Implications and Future Directions

The practical and theoretical implications of this work are multifaceted. On the one hand, it underscores the potential for integrating noisy, real-world data into sophisticated DNN architectures without onerous preprocessing, thereby reducing the barrier to deploying deep learning solutions in environments where clean data is scarce or expensive. On the other hand, the model's simplicity belies its potential versatility, with straightforward adaptations possible for other kinds of tasks beyond multi-class classification.

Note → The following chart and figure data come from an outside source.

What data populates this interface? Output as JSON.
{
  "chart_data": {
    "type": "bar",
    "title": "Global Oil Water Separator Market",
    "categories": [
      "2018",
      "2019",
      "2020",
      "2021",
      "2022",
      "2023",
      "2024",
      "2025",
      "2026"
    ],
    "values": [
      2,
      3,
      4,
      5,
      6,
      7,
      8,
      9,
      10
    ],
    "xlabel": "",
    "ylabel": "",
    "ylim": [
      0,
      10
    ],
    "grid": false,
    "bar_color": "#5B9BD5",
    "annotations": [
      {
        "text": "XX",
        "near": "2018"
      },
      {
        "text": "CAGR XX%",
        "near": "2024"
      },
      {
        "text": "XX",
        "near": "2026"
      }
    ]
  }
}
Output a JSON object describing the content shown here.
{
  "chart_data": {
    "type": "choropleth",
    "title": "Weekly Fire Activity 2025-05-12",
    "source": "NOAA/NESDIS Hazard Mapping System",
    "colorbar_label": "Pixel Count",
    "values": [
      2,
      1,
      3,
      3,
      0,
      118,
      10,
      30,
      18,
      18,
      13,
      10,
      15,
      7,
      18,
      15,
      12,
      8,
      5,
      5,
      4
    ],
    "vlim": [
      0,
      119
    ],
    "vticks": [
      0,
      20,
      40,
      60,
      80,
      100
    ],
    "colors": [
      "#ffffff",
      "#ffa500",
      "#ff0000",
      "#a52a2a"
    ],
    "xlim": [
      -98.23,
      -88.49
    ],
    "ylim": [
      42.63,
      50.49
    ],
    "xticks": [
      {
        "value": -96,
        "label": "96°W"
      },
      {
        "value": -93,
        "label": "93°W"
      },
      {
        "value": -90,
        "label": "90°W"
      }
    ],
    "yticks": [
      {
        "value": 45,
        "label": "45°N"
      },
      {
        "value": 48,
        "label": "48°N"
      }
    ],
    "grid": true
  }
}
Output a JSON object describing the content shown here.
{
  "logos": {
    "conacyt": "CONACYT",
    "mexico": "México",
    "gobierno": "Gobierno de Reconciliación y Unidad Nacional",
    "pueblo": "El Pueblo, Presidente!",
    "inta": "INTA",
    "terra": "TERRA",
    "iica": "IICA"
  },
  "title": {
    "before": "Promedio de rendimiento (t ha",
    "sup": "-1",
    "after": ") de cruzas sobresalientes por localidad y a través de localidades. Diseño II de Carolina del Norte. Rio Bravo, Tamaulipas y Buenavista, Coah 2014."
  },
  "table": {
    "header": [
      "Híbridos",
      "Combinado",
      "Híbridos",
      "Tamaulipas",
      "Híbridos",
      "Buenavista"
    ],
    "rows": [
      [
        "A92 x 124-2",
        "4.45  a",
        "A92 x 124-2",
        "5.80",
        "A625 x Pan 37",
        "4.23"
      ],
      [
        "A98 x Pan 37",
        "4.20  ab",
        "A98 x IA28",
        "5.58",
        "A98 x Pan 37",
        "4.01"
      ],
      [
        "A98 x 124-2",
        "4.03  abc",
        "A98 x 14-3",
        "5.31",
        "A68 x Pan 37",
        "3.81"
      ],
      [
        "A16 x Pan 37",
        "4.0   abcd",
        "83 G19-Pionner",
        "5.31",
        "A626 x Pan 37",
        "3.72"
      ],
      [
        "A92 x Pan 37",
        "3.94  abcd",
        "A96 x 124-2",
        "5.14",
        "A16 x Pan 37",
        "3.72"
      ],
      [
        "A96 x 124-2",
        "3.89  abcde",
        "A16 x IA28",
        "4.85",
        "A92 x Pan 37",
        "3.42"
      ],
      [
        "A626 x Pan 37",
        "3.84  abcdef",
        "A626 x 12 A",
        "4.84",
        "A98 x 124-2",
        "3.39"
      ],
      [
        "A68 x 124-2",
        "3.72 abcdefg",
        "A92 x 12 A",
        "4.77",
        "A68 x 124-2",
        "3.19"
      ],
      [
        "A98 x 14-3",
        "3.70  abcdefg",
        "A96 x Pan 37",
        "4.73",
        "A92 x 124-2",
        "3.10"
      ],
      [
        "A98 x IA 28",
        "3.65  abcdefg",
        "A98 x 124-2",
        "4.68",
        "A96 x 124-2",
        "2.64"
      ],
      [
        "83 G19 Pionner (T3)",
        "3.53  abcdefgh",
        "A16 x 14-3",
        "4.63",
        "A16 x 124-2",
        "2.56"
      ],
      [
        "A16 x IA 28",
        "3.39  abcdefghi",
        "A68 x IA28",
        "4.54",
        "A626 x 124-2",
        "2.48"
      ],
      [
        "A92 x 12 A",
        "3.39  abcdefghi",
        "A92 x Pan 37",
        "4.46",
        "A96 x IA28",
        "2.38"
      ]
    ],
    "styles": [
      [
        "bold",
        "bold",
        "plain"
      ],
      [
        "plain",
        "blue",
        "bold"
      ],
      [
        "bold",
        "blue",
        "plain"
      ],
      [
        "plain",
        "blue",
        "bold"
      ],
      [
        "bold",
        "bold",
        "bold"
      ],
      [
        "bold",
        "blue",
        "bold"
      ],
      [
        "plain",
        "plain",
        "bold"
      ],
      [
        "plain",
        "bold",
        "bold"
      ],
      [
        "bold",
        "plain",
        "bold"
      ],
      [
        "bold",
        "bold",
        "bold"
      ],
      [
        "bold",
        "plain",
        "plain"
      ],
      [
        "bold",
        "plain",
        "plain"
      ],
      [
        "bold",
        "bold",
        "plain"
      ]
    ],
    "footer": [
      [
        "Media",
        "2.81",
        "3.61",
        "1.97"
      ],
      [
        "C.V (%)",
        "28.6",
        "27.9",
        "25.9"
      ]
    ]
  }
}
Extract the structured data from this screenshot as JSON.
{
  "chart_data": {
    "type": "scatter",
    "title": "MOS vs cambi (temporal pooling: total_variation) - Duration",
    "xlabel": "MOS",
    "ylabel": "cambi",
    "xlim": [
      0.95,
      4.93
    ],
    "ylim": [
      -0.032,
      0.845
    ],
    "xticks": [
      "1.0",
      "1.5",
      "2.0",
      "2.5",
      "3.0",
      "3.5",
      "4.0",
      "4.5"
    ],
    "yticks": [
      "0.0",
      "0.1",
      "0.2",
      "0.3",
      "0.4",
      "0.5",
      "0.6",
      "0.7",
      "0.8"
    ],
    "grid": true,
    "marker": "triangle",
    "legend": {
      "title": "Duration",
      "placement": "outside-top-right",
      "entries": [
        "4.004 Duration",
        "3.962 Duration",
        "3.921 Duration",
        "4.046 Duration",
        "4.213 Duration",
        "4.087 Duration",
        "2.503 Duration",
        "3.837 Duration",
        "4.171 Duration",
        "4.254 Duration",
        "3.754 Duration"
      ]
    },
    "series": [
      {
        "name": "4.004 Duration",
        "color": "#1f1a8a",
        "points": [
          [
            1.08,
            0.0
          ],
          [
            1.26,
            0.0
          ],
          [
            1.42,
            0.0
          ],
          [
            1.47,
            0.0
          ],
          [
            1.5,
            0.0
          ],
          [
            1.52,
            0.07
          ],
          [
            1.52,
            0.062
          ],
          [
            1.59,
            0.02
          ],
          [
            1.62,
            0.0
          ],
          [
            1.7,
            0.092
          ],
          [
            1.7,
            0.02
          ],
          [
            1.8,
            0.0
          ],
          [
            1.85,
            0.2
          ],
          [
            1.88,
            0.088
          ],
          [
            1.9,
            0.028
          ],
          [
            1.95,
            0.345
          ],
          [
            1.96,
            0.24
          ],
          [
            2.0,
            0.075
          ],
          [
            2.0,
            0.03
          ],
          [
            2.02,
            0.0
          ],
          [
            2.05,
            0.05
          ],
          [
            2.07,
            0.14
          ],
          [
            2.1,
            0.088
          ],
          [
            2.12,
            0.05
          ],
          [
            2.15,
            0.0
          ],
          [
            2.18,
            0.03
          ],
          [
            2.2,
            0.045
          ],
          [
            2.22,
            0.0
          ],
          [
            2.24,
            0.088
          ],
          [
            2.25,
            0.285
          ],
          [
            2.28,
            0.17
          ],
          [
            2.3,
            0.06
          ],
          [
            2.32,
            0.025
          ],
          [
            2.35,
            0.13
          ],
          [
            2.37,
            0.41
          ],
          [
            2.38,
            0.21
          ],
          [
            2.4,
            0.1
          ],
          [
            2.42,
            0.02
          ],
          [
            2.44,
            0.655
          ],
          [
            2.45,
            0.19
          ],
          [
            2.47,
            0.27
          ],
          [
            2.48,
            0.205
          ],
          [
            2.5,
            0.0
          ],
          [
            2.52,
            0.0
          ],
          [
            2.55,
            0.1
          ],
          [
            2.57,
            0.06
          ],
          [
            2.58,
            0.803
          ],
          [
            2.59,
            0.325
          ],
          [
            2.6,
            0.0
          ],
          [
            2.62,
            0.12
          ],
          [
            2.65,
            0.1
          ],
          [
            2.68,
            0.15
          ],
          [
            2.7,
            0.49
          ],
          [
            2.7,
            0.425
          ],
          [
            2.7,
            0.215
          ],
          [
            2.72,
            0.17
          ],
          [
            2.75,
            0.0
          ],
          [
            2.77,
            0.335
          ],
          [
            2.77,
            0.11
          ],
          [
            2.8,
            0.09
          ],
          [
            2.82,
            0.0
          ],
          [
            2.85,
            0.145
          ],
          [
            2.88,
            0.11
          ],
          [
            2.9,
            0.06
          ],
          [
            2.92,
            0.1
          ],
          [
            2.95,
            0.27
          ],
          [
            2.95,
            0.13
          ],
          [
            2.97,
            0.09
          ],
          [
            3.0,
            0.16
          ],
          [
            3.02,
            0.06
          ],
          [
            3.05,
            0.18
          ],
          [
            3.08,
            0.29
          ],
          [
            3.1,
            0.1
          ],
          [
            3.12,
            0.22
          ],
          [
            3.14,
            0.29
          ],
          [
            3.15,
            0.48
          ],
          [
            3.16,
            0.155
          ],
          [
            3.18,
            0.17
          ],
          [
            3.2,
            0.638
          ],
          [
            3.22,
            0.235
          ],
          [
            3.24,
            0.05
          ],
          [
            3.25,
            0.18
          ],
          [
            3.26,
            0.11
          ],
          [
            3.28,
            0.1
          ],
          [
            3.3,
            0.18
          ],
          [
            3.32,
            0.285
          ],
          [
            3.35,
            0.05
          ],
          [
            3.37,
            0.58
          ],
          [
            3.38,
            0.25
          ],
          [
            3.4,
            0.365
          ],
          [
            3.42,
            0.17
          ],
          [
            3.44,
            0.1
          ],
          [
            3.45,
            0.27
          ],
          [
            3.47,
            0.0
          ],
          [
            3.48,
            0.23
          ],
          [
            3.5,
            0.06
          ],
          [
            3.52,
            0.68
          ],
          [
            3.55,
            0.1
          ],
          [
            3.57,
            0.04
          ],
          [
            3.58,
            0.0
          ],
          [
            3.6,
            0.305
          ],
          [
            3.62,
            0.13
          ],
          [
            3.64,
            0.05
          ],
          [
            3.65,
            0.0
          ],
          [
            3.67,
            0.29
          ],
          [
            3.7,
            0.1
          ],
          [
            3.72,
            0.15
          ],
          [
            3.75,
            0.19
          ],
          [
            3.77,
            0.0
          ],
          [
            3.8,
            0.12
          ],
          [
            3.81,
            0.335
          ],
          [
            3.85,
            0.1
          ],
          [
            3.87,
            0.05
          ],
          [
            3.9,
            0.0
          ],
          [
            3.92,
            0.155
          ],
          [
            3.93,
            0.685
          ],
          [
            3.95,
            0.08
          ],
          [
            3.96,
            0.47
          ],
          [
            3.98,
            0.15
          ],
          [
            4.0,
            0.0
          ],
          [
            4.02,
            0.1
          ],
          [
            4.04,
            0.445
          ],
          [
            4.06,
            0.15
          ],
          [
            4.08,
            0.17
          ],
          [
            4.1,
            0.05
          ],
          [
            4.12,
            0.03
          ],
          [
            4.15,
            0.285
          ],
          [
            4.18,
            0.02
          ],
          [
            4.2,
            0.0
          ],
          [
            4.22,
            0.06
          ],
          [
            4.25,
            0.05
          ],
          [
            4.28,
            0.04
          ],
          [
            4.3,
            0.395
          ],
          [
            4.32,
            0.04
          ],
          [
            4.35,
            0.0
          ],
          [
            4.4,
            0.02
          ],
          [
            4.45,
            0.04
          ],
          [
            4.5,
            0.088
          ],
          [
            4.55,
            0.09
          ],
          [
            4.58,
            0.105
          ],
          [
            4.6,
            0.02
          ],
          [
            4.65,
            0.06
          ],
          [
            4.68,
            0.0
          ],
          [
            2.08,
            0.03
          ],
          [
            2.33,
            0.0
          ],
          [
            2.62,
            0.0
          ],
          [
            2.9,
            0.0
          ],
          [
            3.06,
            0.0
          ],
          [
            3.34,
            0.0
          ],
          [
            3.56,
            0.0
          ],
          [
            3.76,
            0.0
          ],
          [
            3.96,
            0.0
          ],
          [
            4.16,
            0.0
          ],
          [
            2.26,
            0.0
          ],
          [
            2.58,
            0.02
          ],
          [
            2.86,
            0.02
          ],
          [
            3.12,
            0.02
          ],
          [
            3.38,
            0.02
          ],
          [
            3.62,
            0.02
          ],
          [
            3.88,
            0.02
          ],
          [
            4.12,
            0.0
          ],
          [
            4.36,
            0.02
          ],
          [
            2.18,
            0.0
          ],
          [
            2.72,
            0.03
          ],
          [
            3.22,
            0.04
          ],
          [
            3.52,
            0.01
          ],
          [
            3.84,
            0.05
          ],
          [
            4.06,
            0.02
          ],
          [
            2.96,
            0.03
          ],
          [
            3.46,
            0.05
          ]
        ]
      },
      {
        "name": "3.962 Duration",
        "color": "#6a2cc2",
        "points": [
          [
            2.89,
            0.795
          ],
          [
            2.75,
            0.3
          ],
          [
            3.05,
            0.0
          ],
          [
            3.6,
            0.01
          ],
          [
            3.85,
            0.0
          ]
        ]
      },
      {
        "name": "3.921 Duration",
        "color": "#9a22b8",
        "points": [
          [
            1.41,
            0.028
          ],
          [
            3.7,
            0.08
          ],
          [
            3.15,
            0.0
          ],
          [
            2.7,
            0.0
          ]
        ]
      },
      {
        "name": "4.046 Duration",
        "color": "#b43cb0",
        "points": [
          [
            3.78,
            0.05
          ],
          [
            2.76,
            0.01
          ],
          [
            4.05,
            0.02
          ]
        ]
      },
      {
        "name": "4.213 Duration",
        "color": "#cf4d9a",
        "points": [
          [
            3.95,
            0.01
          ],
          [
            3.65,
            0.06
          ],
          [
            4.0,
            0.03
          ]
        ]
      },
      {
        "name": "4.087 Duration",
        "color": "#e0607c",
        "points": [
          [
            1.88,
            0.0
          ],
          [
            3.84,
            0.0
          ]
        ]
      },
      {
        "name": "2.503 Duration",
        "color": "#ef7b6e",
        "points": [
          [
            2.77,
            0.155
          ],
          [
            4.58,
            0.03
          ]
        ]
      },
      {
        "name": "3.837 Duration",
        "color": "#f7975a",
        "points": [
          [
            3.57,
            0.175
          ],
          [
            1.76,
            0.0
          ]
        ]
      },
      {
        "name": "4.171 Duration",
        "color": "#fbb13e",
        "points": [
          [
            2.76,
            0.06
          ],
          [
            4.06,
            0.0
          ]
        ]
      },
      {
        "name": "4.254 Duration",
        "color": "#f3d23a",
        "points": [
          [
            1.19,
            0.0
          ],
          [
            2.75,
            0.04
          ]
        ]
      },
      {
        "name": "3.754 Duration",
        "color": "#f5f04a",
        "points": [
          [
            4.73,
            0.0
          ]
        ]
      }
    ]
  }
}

In terms of future developments, this research lays the groundwork for further explorations into robust learning algorithms that can accommodate a wider variety of noisy or biased data sources without sacrificing performance. Additionally, the interplay between crowd layer strategies and other architectures within the ecosystem of deep learning merits ongoing exploration.

Overall, the paper makes a substantive contribution to the arena of leveraging crowdsourced data for deep learning, providing a viable path forward for handling annotation noise with elegance and computational efficiency. The introduced methodologies not only advance current capabilities but also offer a scaffold for future innovation in the flexible training of neural networks on imperfect real-world data.